At least one solid phase sintering additive, preferably in powder form, comprising an element selected from aluminium, boron, iron, titanium, chromium, magnesium, hafnium or zirconium, preferably in a purity of more than 98 mass%, in an amount such that the contribution of said element is between 0.1% and 0.8% of the total mass of the silicon carbide particles,

0.5 to 3% of a carbon source having an elemental carbon content (C) of greater than 99% by mass, preferably in the form of uncrystallized or amorphous graphite or carbon powder, with a median diameter of less than 1 micron,

b) The raw material is shaped into the form of a preform, preferably by casting,

c) The preform is solid phase sintered in a nitrogen atmosphere, preferably in dinitrogen, at a pressure of more than 60MPa and a temperature of more than 1800 ℃ and less than 2100 ℃.

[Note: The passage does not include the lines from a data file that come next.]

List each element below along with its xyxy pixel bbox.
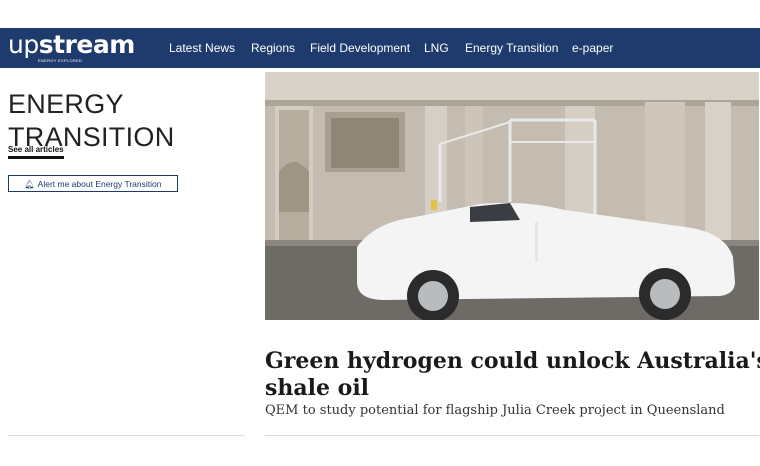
- nav-item-lng[interactable]: LNG: [424, 41, 449, 55]
- top-navigation-bar: upstream ENERGY EXPLORED Latest News Reg…: [0, 28, 760, 68]
- alert-me-button[interactable]: 🔔︎ Alert me about Energy Transition: [8, 175, 178, 192]
- right-divider: [265, 435, 759, 436]
- article-headline-line-2: shale oil: [265, 375, 370, 402]
- nav-item-e-paper[interactable]: e-paper: [572, 41, 613, 55]
- logo-text-light: up: [8, 30, 39, 59]
- nav-item-regions[interactable]: Regions: [251, 41, 295, 55]
- see-all-articles-link[interactable]: See all articles: [8, 145, 64, 155]
- nav-item-energy-transition[interactable]: Energy Transition: [465, 41, 558, 55]
- bell-icon: 🔔︎: [24, 180, 35, 189]
- article-headline-line-1: Green hydrogen could unlock Australia's: [265, 348, 760, 375]
- logo-wordmark: upstream: [8, 32, 135, 58]
- nav-item-field-development[interactable]: Field Development: [310, 41, 410, 55]
- article-standfirst: QEM to study potential for flagship Juli…: [265, 403, 725, 418]
- logo-text-bold: stream: [38, 30, 136, 59]
- alert-me-label: Alert me about Energy Transition: [37, 179, 162, 189]
- nav-item-latest-news[interactable]: Latest News: [169, 41, 235, 55]
- article-headline[interactable]: Green hydrogen could unlock Australia's …: [265, 348, 760, 402]
- hero-photo-popemobile: [265, 72, 759, 320]
- logo-tagline: ENERGY EXPLORED: [38, 58, 83, 63]
- left-divider: [8, 435, 245, 436]
- see-all-underline: [8, 156, 64, 159]
- section-title-line-1: ENERGY: [8, 89, 124, 120]
- upstream-logo[interactable]: upstream ENERGY EXPLORED: [8, 32, 135, 64]
- article-hero-image[interactable]: [265, 72, 759, 320]
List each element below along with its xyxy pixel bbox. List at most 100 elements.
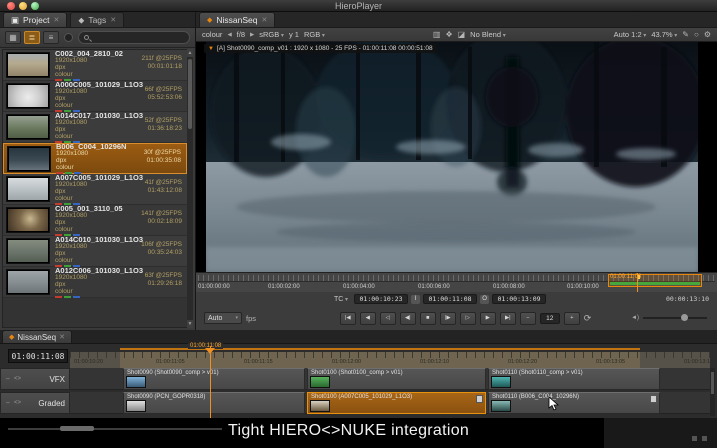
list-item[interactable]: A007C005_101029_L1O3 1920x1080 dpx colou… [3,174,187,205]
timeline-clip-selected[interactable]: Shot0100 (A007C005_101029_L1O3) [307,392,486,414]
tab-viewer-nissanseq[interactable]: ◆ NissanSeq ✕ [199,12,275,27]
track-sync-icon[interactable]: ⇔ [5,400,11,406]
volume-control[interactable]: ◄) [631,315,707,321]
timeline-clip[interactable]: Shot0090 (Shot0090_comp > v01) [123,368,305,390]
tab-timeline-nissanseq[interactable]: ◆ NissanSeq ✕ [2,330,72,343]
timeline-playhead[interactable] [210,346,211,418]
tab-project[interactable]: ▣ Project ✕ [3,12,67,27]
timeline-clip[interactable]: Shot0090 (PCN_GOPR0318) [123,392,305,414]
track-lane-graded[interactable]: Shot0090 (PCN_GOPR0318) Shot0100 (A007C0… [70,392,710,414]
in-point-field[interactable]: 01:00:10:23 [354,294,408,304]
list-item[interactable]: C002_004_2810_02 1920x1080 dpx colour 21… [3,50,187,81]
close-icon[interactable]: ✕ [54,16,60,24]
layers-icon[interactable]: ❖ [445,30,452,39]
scroll-down-icon[interactable]: ▼ [187,320,193,328]
input-select-icon[interactable]: ▼ [208,46,214,52]
volume-slider[interactable] [643,317,707,319]
clip-colorspace: colour [56,164,183,171]
mask-icon[interactable]: ◪ [458,30,466,39]
proxy-dropdown[interactable]: Auto 1:2 [614,30,647,39]
timeline-scrollbar[interactable] [710,368,715,416]
fps-dropdown[interactable]: Auto ▾ [204,312,242,324]
detail-view-button[interactable]: ≡ [43,31,59,44]
viewer-tab-label: NissanSeq [216,15,257,25]
close-icon[interactable]: ✕ [110,16,116,24]
gain-up-icon[interactable]: ▶ [250,32,254,38]
blend-dropdown[interactable]: No Blend [470,30,506,39]
soft-effect-badge[interactable] [476,395,483,403]
current-tc-field[interactable]: 01:00:11:08 [423,294,477,304]
timeline-clip[interactable]: Shot0110 (B006_C004_10296N) [488,392,660,414]
zoom-in-button[interactable] [702,436,707,441]
list-item[interactable]: A000C005_101029_L1O3 1920x1080 dpx colou… [3,81,187,112]
soft-effect-badge[interactable] [650,395,657,403]
track-header-graded[interactable]: ⇔ <> Graded [0,392,70,414]
gain-value[interactable]: f/8 [237,30,245,39]
timeline-current-tc[interactable]: 01:00:11:08 [8,349,68,363]
timeline-ruler[interactable]: 01:00:10:20 01:00:11:05 01:00:11:15 01:0… [70,352,710,368]
loop-icon[interactable]: ⟳ [584,313,592,324]
list-item[interactable]: C005_001_3110_05 1920x1080 dpx colour 14… [3,205,187,236]
go-to-end-button[interactable]: ▶| [500,312,516,325]
timeline-clip[interactable]: Shot0100 (Shot0100_comp > v01) [307,368,486,390]
clip-list-scrollbar[interactable]: ▲ ▼ [187,49,193,328]
zoom-out-button[interactable] [692,436,697,441]
out-point-field[interactable]: 01:00:13:09 [492,294,546,304]
step-back-button[interactable]: ◁ [380,312,396,325]
step-forward-button[interactable]: ▷ [460,312,476,325]
list-item[interactable]: A014C010_101030_L1O3 1920x1080 dpx colou… [3,236,187,267]
tab-tags[interactable]: ⬥ Tags ✕ [70,12,124,27]
list-view-button[interactable]: ≣ [24,31,40,44]
stop-button[interactable]: ■ [420,312,436,325]
gamma-value[interactable]: y 1 [289,30,299,39]
decrement-button[interactable]: − [520,312,536,325]
gain-down-icon[interactable]: ◀ [227,32,231,38]
go-to-start-button[interactable]: |◀ [340,312,356,325]
frame-increment-field[interactable]: 12 [540,313,560,324]
channels-dropdown[interactable]: RGB [304,30,325,39]
viewer-scrubber[interactable]: 01:00:00:00 01:00:02:00 01:00:04:00 01:0… [196,272,717,292]
zoom-level-dropdown[interactable]: 43.7% [651,30,677,39]
roi-icon[interactable]: ○ [694,30,699,39]
out-badge[interactable]: O [480,295,489,304]
viewer-viewport[interactable]: ▼ [A] Shot0090_comp_v01 : 1920 x 1080 - … [196,42,717,272]
play-forward-button[interactable]: ▶ [480,312,496,325]
mouse-cursor [548,396,559,411]
filter-dropdown[interactable] [64,33,73,42]
gear-icon[interactable]: ⚙ [704,30,711,39]
grid-view-button[interactable]: ▦ [5,31,21,44]
channel-chips [55,296,184,298]
increment-button[interactable]: + [564,312,580,325]
close-icon[interactable]: ✕ [59,333,65,341]
histogram-icon[interactable]: ▥ [433,30,441,39]
clip-framecount: 52f @25FPS [145,117,182,125]
list-item[interactable]: A014C017_101030_L1O3 1920x1080 dpx colou… [3,112,187,143]
track-output-icon[interactable]: <> [14,400,21,406]
clip-thumbnail [6,176,50,202]
timeline-zoom-slider[interactable] [8,428,222,430]
next-frame-button[interactable]: |▶ [440,312,456,325]
clip-timecode: 00:02:18:09 [141,218,182,226]
clip-timecode: 01:36:18:23 [145,125,182,133]
speaker-icon: ◄) [631,315,639,321]
list-item-selected[interactable]: B006_C004_10296N 1920x1080 dpx colour 30… [3,143,187,174]
timeline-clip[interactable]: Shot0110 (Shot0110_comp > v01) [488,368,660,390]
close-icon[interactable]: ✕ [262,16,268,24]
clip-thumbnail [491,400,511,412]
viewer-toolbar: colour ◀ f/8 ▶ sRGB y 1 RGB ▥ ❖ ◪ No Ble… [196,28,717,42]
search-input[interactable] [78,31,190,44]
list-item[interactable]: A012C006_101030_L1O3 1920x1080 dpx colou… [3,267,187,298]
tc-mode-dropdown[interactable]: TC [334,296,348,303]
annotate-icon[interactable]: ✎ [682,30,689,39]
clip-timecode: 01:00:35:08 [144,157,181,165]
scroll-up-icon[interactable]: ▲ [187,49,193,57]
play-backward-button[interactable]: ◀ [360,312,376,325]
track-sync-icon[interactable]: ⇔ [5,376,11,382]
track-header-vfx[interactable]: ⇔ <> VFX [0,368,70,390]
track-output-icon[interactable]: <> [14,376,21,382]
in-badge[interactable]: I [411,295,420,304]
lut-dropdown[interactable]: sRGB [259,30,284,39]
prev-frame-button[interactable]: ◀| [400,312,416,325]
track-lane-vfx[interactable]: Shot0090 (Shot0090_comp > v01) Shot0100 … [70,368,710,390]
viewer-info-text: [A] Shot0090_comp_v01 : 1920 x 1080 - 25… [217,45,433,52]
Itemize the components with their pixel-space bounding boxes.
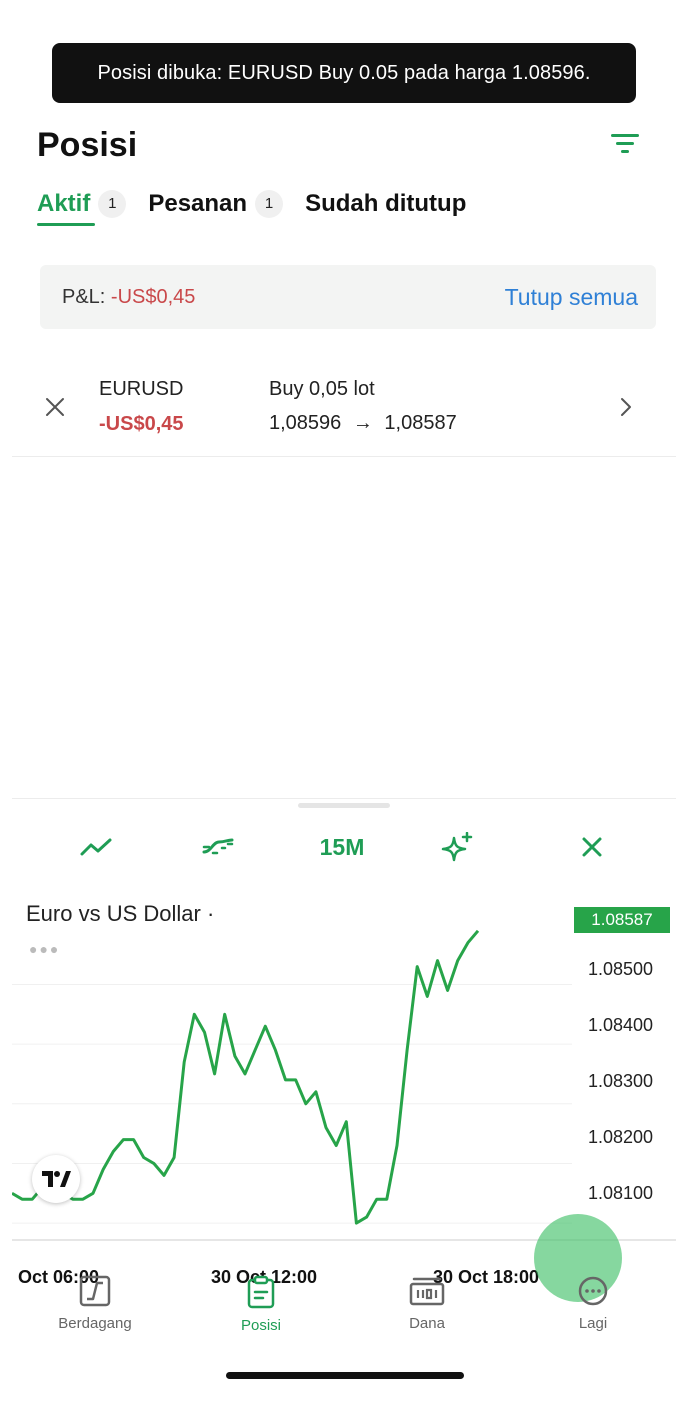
arrow-right-icon: → xyxy=(352,412,373,434)
chart-title: Euro vs US Dollar · xyxy=(26,901,215,926)
position-row[interactable]: EURUSD -US$0,45 Buy 0,05 lot 1,08596 → 1… xyxy=(12,360,676,457)
home-indicator xyxy=(226,1372,464,1379)
drag-handle[interactable] xyxy=(298,803,390,808)
open-price: 1,08596 xyxy=(269,412,342,434)
y-tick-label: 1.08200 xyxy=(588,1127,654,1147)
y-tick-label: 1.08300 xyxy=(588,1071,654,1091)
filter-icon[interactable] xyxy=(610,130,642,158)
tab-count-badge: 1 xyxy=(255,190,284,218)
price-line xyxy=(12,929,480,1225)
sparkle-icon[interactable] xyxy=(440,829,476,865)
nav-trade[interactable]: Berdagang xyxy=(25,1275,165,1332)
nav-label: Lagi xyxy=(578,1315,608,1332)
chevron-right-icon[interactable] xyxy=(618,396,634,418)
app-screen: Posisi dibuka: EURUSD Buy 0.05 pada harg… xyxy=(12,30,676,1392)
nav-funds[interactable]: Dana xyxy=(357,1275,497,1332)
nav-label: Dana xyxy=(409,1315,445,1332)
current-price: 1,08587 xyxy=(384,412,457,434)
position-side-lot: Buy 0,05 lot xyxy=(269,378,375,400)
line-chart-icon[interactable] xyxy=(78,829,114,865)
indicators-icon[interactable] xyxy=(200,829,236,865)
y-tick-label: 1.08400 xyxy=(588,1015,654,1035)
toast-message: Posisi dibuka: EURUSD Buy 0.05 pada harg… xyxy=(97,61,591,84)
pl-summary-bar: P&L: -US$0,45 Tutup semua xyxy=(40,265,656,329)
position-prices: 1,08596 → 1,08587 xyxy=(269,412,457,435)
position-pl: -US$0,45 xyxy=(99,413,184,435)
tab-count-badge: 1 xyxy=(98,190,127,218)
tradingview-logo-icon[interactable] xyxy=(32,1155,80,1203)
clipboard-icon xyxy=(247,1275,275,1309)
chart-toolbar: 15M xyxy=(12,829,676,865)
tab-orders[interactable]: Pesanan 1 xyxy=(148,190,284,226)
nav-label: Berdagang xyxy=(58,1315,132,1332)
banknote-icon xyxy=(409,1277,445,1306)
pl-total-value: -US$0,45 xyxy=(110,285,196,308)
close-chart-icon[interactable] xyxy=(574,829,610,865)
current-price-tag: 1.08587 xyxy=(574,907,670,933)
bottom-nav: Berdagang Posisi Dana Lagi xyxy=(12,1275,676,1345)
position-symbol: EURUSD xyxy=(99,378,184,400)
trade-chart-icon xyxy=(79,1275,111,1307)
timeframe-selector[interactable]: 15M xyxy=(302,829,382,865)
page-title: Posisi xyxy=(37,126,138,164)
close-position-icon[interactable] xyxy=(44,396,66,418)
toast-notification: Posisi dibuka: EURUSD Buy 0.05 pada harg… xyxy=(52,43,636,103)
position-tabs: Aktif 1 Pesanan 1 Sudah ditutup xyxy=(37,190,488,226)
nav-label: Posisi xyxy=(240,1317,281,1334)
tab-label: Pesanan xyxy=(148,190,248,217)
pl-label: P&L: xyxy=(62,285,106,308)
nav-more[interactable]: Lagi xyxy=(523,1275,663,1332)
nav-positions[interactable]: Posisi xyxy=(191,1275,331,1334)
more-dots-icon[interactable]: ●●● xyxy=(29,941,60,957)
tab-closed[interactable]: Sudah ditutup xyxy=(305,190,466,226)
tab-label: Aktif xyxy=(37,190,91,217)
tab-label: Sudah ditutup xyxy=(305,190,467,217)
more-icon xyxy=(578,1276,608,1306)
pl-summary: P&L: -US$0,45 xyxy=(62,286,195,309)
y-tick-label: 1.08100 xyxy=(588,1183,654,1203)
timeframe-label: 15M xyxy=(319,833,365,860)
price-chart[interactable] xyxy=(12,889,676,1241)
tab-active[interactable]: Aktif 1 xyxy=(37,190,127,226)
close-all-button[interactable]: Tutup semua xyxy=(505,284,638,311)
y-tick-label: 1.08500 xyxy=(588,959,654,979)
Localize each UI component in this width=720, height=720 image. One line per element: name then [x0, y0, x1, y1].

10. The method of claim 9, wherein the mass content of free carbon in the silicon carbide particulate powder is less than 2%.

11. The method according to any one of claims 9 or 10, wherein the mass content of free silica in the silicon carbide particulate powder is less than 1%.

12. The method according to any one of claims 9 to 11, wherein the mass content of free silicon in the silicon carbide particulate powder is less than 0.5%.

13. The method according to any one of claims 9 to 12, wherein the sum of the element contents of aluminum (Al), alkali metal, alkaline earth metal, and rare earth metal containing at least one element selected from Sc, Y, la, ce, pr, nd, pm, sm, eu, gd, tb, dy, ho, er, tm, yb and Lu in the mass content of the silicon carbide particle powder is less than 0.5%.

14. The method according to any one of claims 9 to 13, wherein the element contained in the sintering additive is boron.

15. The method according to any one of claims 9 to 14, wherein the solid phase sintering step of the preform is performed by SPS ("spark plasma sintering").

16. A device comprising a material according to any one of claims 1 to 9, the device being selected from: turbines, pumps, valves or fluid line systems, heat exchangers; solar absorbers or devices for recovering heat or reflected light, furnace refractory coatings, cooking surfaces, crucibles for metal melting, wear protection components, cutting tools, brake pads or discs, radomes, coatings or supports for thermochemical treatment, or substrates for active layer deposition in the optical and/or electronic industry; a heating element or resistor; a temperature or pressure sensor; an igniter; a magnetic inductor.